Jakarta – Rapat Pimpinan Nasional (Rapimnas) Pengurus Besar Ikatan Alumni Pergerakan Mahasiswa Islam Indonesia (PB IKA PMII) dinilai sebagai momentum penting untuk memperkuat soliditas organisasi sekaligus melakukan refleksi terhadap kinerja dan arah gerak organisasi ke depan.
Hal tersebut disampaikan oleh Zainul Munasichin yang menegaskan bahwa forum Rapimnas tidak sekadar agenda rutin organisasi, melainkan ruang strategis untuk melakukan konsolidasi nasional antaralumni sekaligus mengevaluasi berbagai program yang telah dijalankan.
Menurutnya, Rapimnas menjadi wadah bagi para pengurus dan alumni dari berbagai daerah untuk menyatukan pandangan, memperkuat koordinasi, serta merumuskan langkah-langkah strategis dalam menghadapi dinamika sosial, politik, dan ekonomi nasional.
“Forum ini menjadi kesempatan penting bagi seluruh elemen IKA PMII untuk meneguhkan kembali komitmen organisasi, sekaligus melakukan evaluasi terhadap program-program yang telah berjalan agar ke depan lebih efektif dan berdampak,” ujar Zainul.
Rapimnas IKA PMII sendiri merupakan bagian dari rangkaian agenda strategis organisasi alumni yang menghimpun kader dan tokoh-tokoh PMII yang kini tersebar di berbagai sektor, mulai dari pemerintahan, politik, akademisi, hingga dunia usaha. Forum ini diharapkan mampu melahirkan rekomendasi kebijakan dan gagasan yang relevan bagi kemajuan bangsa.
Selain itu, Rapimnas juga menjadi ruang dialog bagi para alumni untuk memperkuat peran organisasi dalam memberikan kontribusi nyata terhadap pembangunan nasional.
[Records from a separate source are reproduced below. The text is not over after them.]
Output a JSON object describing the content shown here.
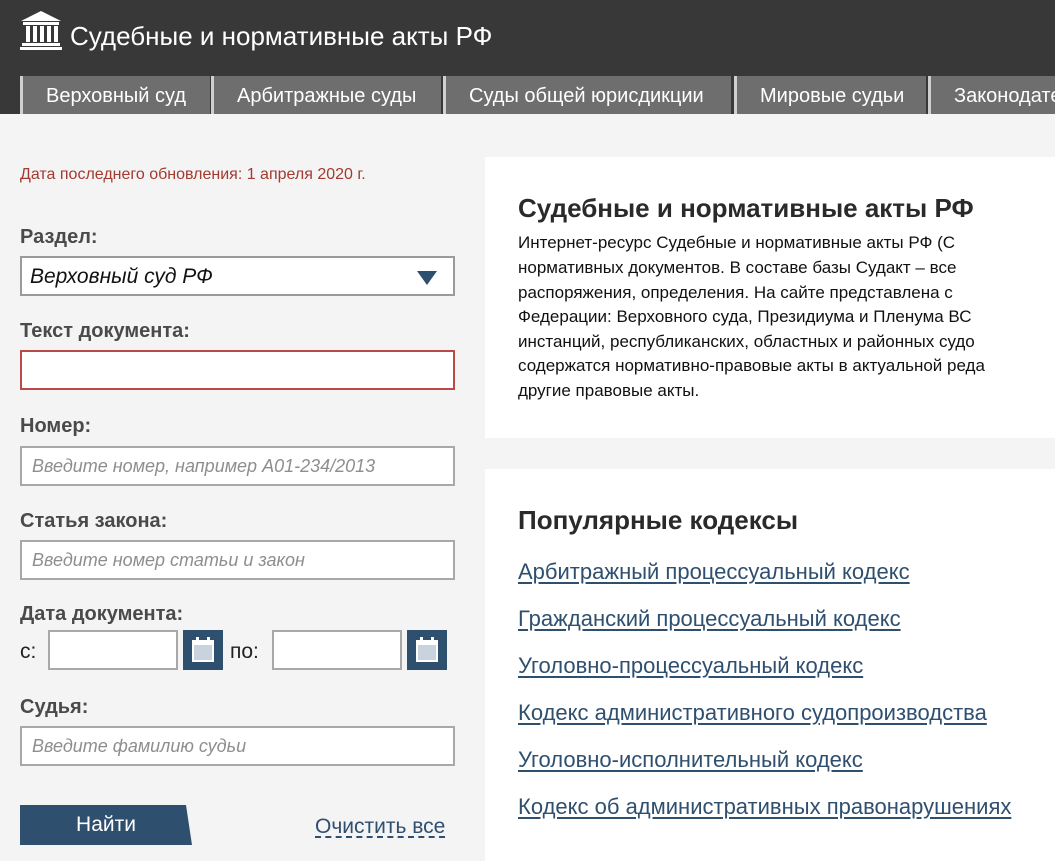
{
  "header": {
    "title": "Судебные и нормативные акты РФ",
    "logo_icon": "courthouse-icon"
  },
  "tabs": [
    {
      "label": "Верховный суд"
    },
    {
      "label": "Арбитражные суды"
    },
    {
      "label": "Суды общей юрисдикции"
    },
    {
      "label": "Мировые судьи"
    },
    {
      "label": "Законодательство"
    }
  ],
  "search": {
    "updated_text": "Дата последнего обновления: 1 апреля 2020 г.",
    "section_label": "Раздел:",
    "section_value": "Верховный суд РФ",
    "doc_text_label": "Текст документа:",
    "doc_text_value": "",
    "number_label": "Номер:",
    "number_placeholder": "Введите номер, например А01-234/2013",
    "article_label": "Статья закона:",
    "article_placeholder": "Введите номер статьи и закон",
    "date_label": "Дата документа:",
    "date_from_label": "с:",
    "date_to_label": "по:",
    "judge_label": "Судья:",
    "judge_placeholder": "Введите фамилию судьи",
    "find_button": "Найти",
    "clear_link": "Очистить все"
  },
  "intro": {
    "title": "Судебные и нормативные акты РФ",
    "lines": [
      "Интернет-ресурс Судебные и нормативные акты РФ (С",
      "нормативных документов. В составе базы Судакт – все",
      "распоряжения, определения. На сайте представлена с",
      "Федерации: Верховного суда, Президиума и Пленума ВС",
      "инстанций, республиканских, областных и районных судо",
      "содержатся нормативно-правовые акты в актуальной реда",
      "другие правовые акты."
    ]
  },
  "popular": {
    "title": "Популярные кодексы",
    "links": [
      "Арбитражный процессуальный кодекс",
      "Гражданский процессуальный кодекс",
      "Уголовно-процессуальный кодекс",
      "Кодекс административного судопроизводства",
      "Уголовно-исполнительный кодекс",
      "Кодекс об административных правонарушениях"
    ]
  },
  "colors": {
    "header_bg": "#383838",
    "tab_bg": "#6e6e6e",
    "accent_blue": "#2f4f6f",
    "update_red": "#a33a2f"
  }
}
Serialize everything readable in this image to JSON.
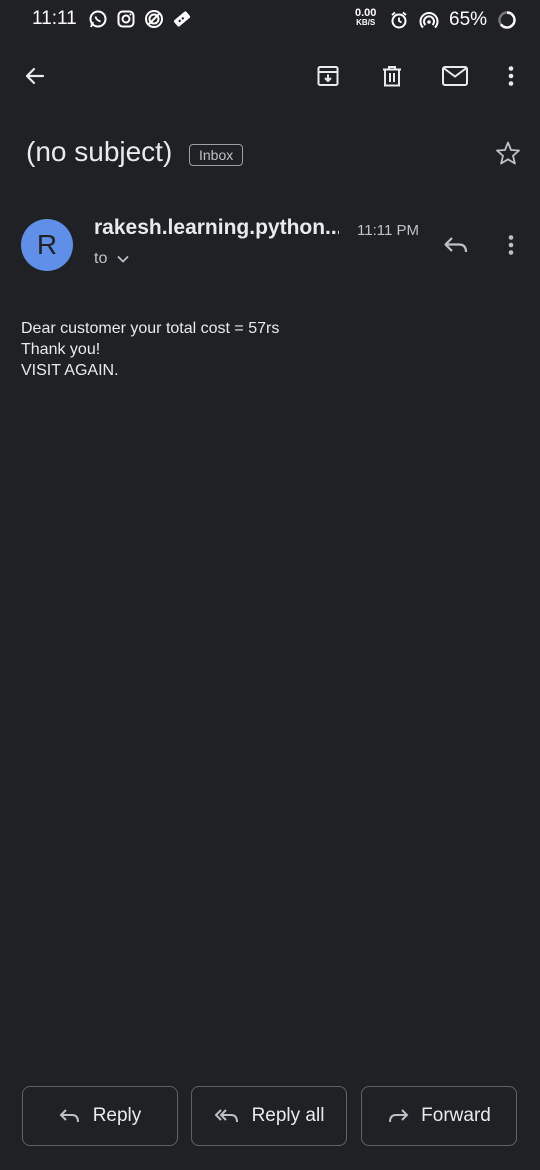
{
  "status_bar": {
    "time": "11:11",
    "net_speed_value": "0.00",
    "net_speed_unit": "KB/S",
    "battery": "65%",
    "left_icons": [
      "whatsapp-icon",
      "instagram-icon",
      "target-app-icon",
      "ticket-icon"
    ]
  },
  "toolbar": {
    "icons": [
      "back-arrow-icon",
      "archive-icon",
      "delete-icon",
      "mark-unread-icon",
      "more-vert-icon"
    ]
  },
  "message": {
    "subject": "(no subject)",
    "label": "Inbox",
    "avatar_letter": "R",
    "sender": "rakesh.learning.python...",
    "time": "11:11 PM",
    "recipient_prefix": "to",
    "body_lines": [
      "Dear customer your total cost = 57rs",
      "Thank you!",
      "VISIT AGAIN."
    ]
  },
  "actions": {
    "reply": "Reply",
    "reply_all": "Reply all",
    "forward": "Forward"
  },
  "colors": {
    "background": "#202124",
    "avatar": "#5f8fe8",
    "text": "#e8eaed",
    "muted": "#bdc1c6",
    "border": "#5f6368"
  }
}
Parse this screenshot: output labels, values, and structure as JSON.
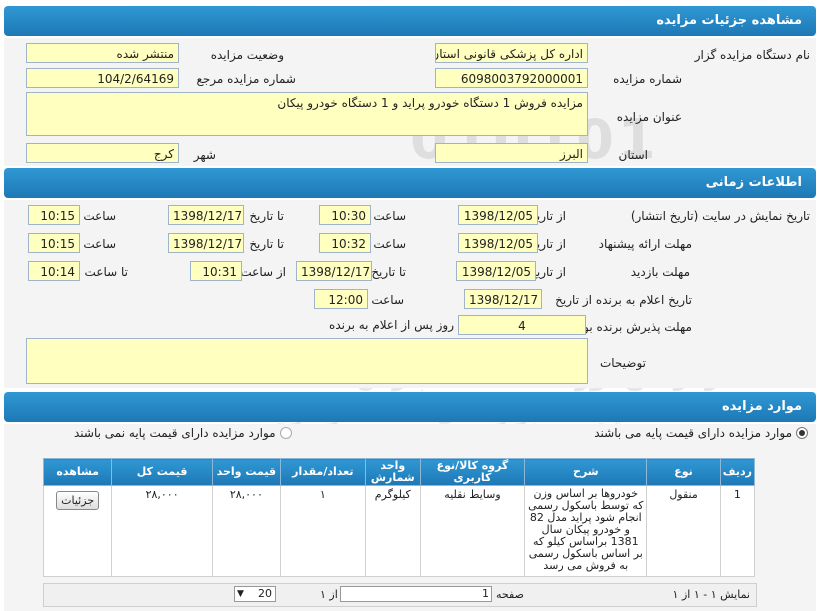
{
  "header": {
    "title": "مشاهده جزئیات مزایده"
  },
  "details": {
    "org_label": "نام دستگاه مزایده گزار",
    "org_value": "اداره کل پزشکی قانونی استان البرز",
    "status_label": "وضعیت مزایده",
    "status_value": "منتشر شده",
    "number_label": "شماره مزایده",
    "number_value": "6098003792000001",
    "ref_label": "شماره مزایده مرجع",
    "ref_value": "104/2/64169",
    "subject_label": "عنوان مزایده",
    "subject_value": "مزایده فروش 1 دستگاه خودرو پراید و 1 دستگاه خودرو پیکان",
    "province_label": "استان",
    "province_value": "البرز",
    "city_label": "شهر",
    "city_value": "کرج"
  },
  "timing": {
    "title": "اطلاعات زمانی",
    "r1_label": "تاریخ نمایش در سایت (تاریخ انتشار)",
    "r2_label": "مهلت ارائه پیشنهاد",
    "r3_label": "مهلت بازدید",
    "r4_label": "تاریخ اعلام به برنده",
    "r5_label": "مهلت پذیرش برنده بودن",
    "from_date": "از تاریخ",
    "to_date": "تا تاریخ",
    "time": "ساعت",
    "from_time": "از ساعت",
    "to_time": "تا ساعت",
    "r1_from": "1398/12/05",
    "r1_time1": "10:30",
    "r1_to": "1398/12/17",
    "r1_time2": "10:15",
    "r2_from": "1398/12/05",
    "r2_time1": "10:32",
    "r2_to": "1398/12/17",
    "r2_time2": "10:15",
    "r3_from": "1398/12/05",
    "r3_to": "1398/12/17",
    "r3_tfrom": "10:31",
    "r3_tto": "10:14",
    "r4_from": "1398/12/17",
    "r4_time": "12:00",
    "r5_value": "4",
    "r5_suffix": "روز پس از اعلام به برنده",
    "notes_label": "توضیحات",
    "notes_value": ""
  },
  "items": {
    "title": "موارد مزایده",
    "radio1": "موارد مزایده دارای قیمت پایه می باشند",
    "radio2": "موارد مزایده دارای قیمت پایه نمی باشند",
    "columns": [
      "ردیف",
      "نوع",
      "شرح",
      "گروه کالا/نوع کاربری",
      "واحد شمارش",
      "تعداد/مقدار",
      "قیمت واحد",
      "قیمت کل",
      "مشاهده"
    ],
    "row": {
      "index": "1",
      "type": "منقول",
      "desc": "خودروها بر اساس وزن که توسط باسکول رسمی انجام شود پراید مدل 82  و خودرو پیکان سال 1381 براساس کیلو که بر اساس باسکول رسمی به فروش می رسد",
      "group": "وسایط نقلیه",
      "unit": "کیلوگرم",
      "qty": "۱",
      "unit_price": "۲۸,۰۰۰",
      "total": "۲۸,۰۰۰",
      "action": "جزئیات"
    },
    "pager": {
      "summary": "نمایش ۱ - ۱ از ۱",
      "page_label": "صفحه",
      "page_value": "1",
      "of_label": "از ۱",
      "page_size": "20"
    }
  },
  "watermark": {
    "line1": "ParsNamadData",
    "line2": "مرکز فن آوری اطلاعات پارس نماد داده ها",
    "line3": "پایگاه خبر رسانی مناقصه و مزایده",
    "line4": "۰۲۱-۸۸۳۴۹۶۷۰-۵"
  },
  "colors": {
    "header_blue": "#1d78b5",
    "field_yellow": "#ffffc0",
    "panel": "#f4f4f4"
  }
}
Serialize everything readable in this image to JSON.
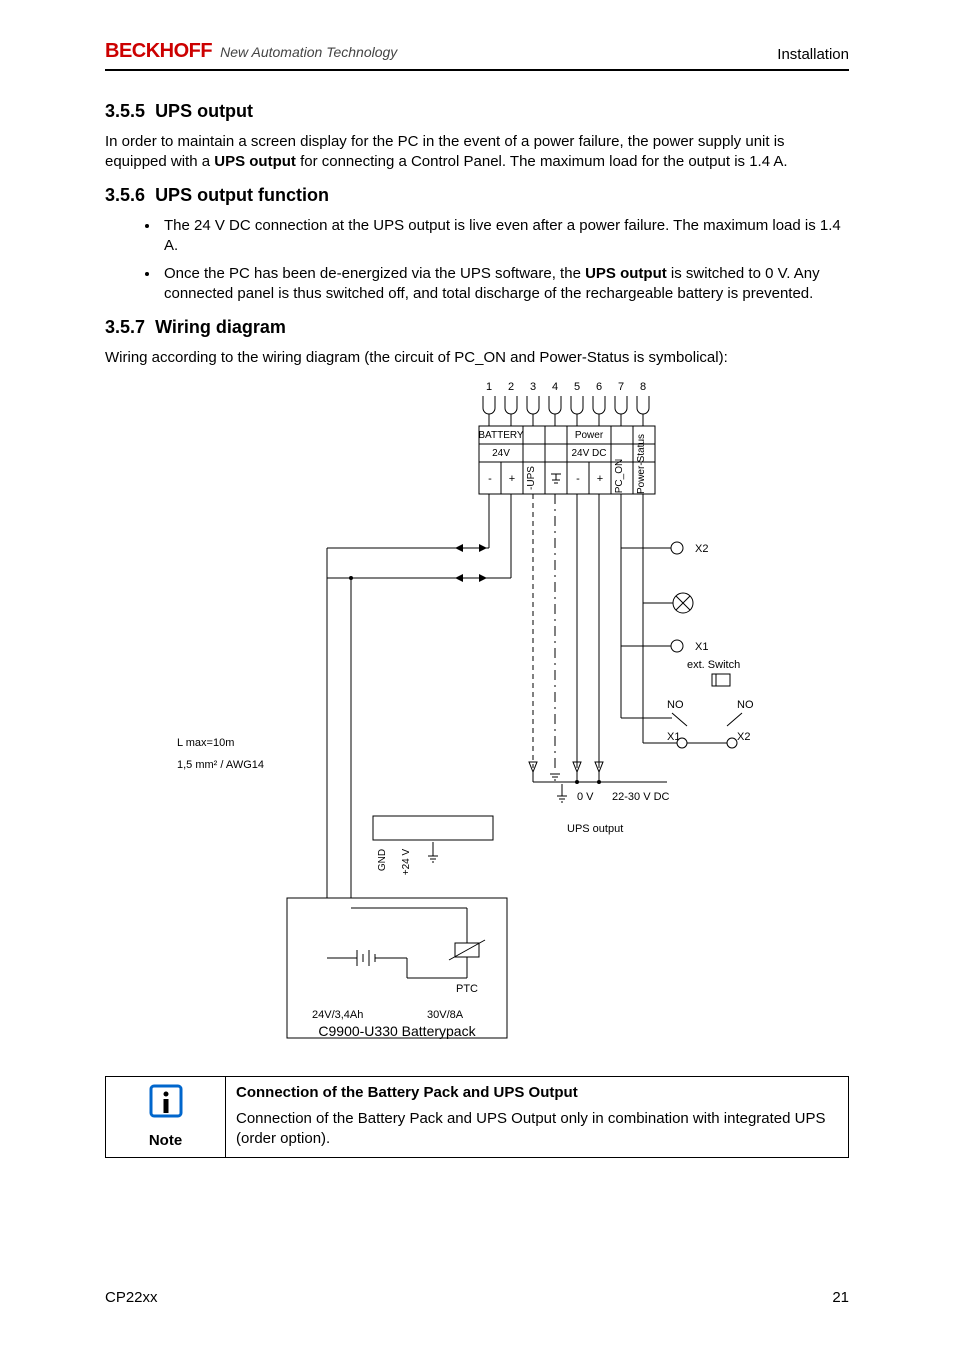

Melalui diskusi dan pertukaran gagasan, IKA PMII berupaya menghadirkan solusi terhadap berbagai tantangan yang dihadapi masyarakat.
Dalam konteks yang lebih luas, Rapimnas tahun ini juga dikaitkan dengan berbagai isu strategis nasional, termasuk penguatan ekonomi nasional dan peran kelas menengah dalam mendorong pertumbuhan ekonomi Indonesia. PB IKA PMII bahkan menyoroti target pertumbuhan ekonomi nasional yang diproyeksikan mencapai 8 persen sebagai bagian dari diskursus strategis organisasi.
Sebagai organisasi alumni yang memiliki jaringan luas, IKA PMII diharapkan dapat terus menjadi motor penggerak gagasan dan kontribusi bagi pembangunan bangsa. Melalui Rapimnas ini, para alumni diharapkan mampu memperkuat sinergi dan menghasilkan rekomendasi strategis yang tidak hanya bermanfaat bagi organisasi, tetapi juga bagi masyarakat dan negara.
Rapimnas ini sekaligus menegaskan komitmen IKA PMII untuk terus menjaga nilai-nilai intelektual, kebangsaan, dan keislaman yang selama ini menjadi fondasi perjuangan kader-kader PMII di berbagai bidang pengabdian.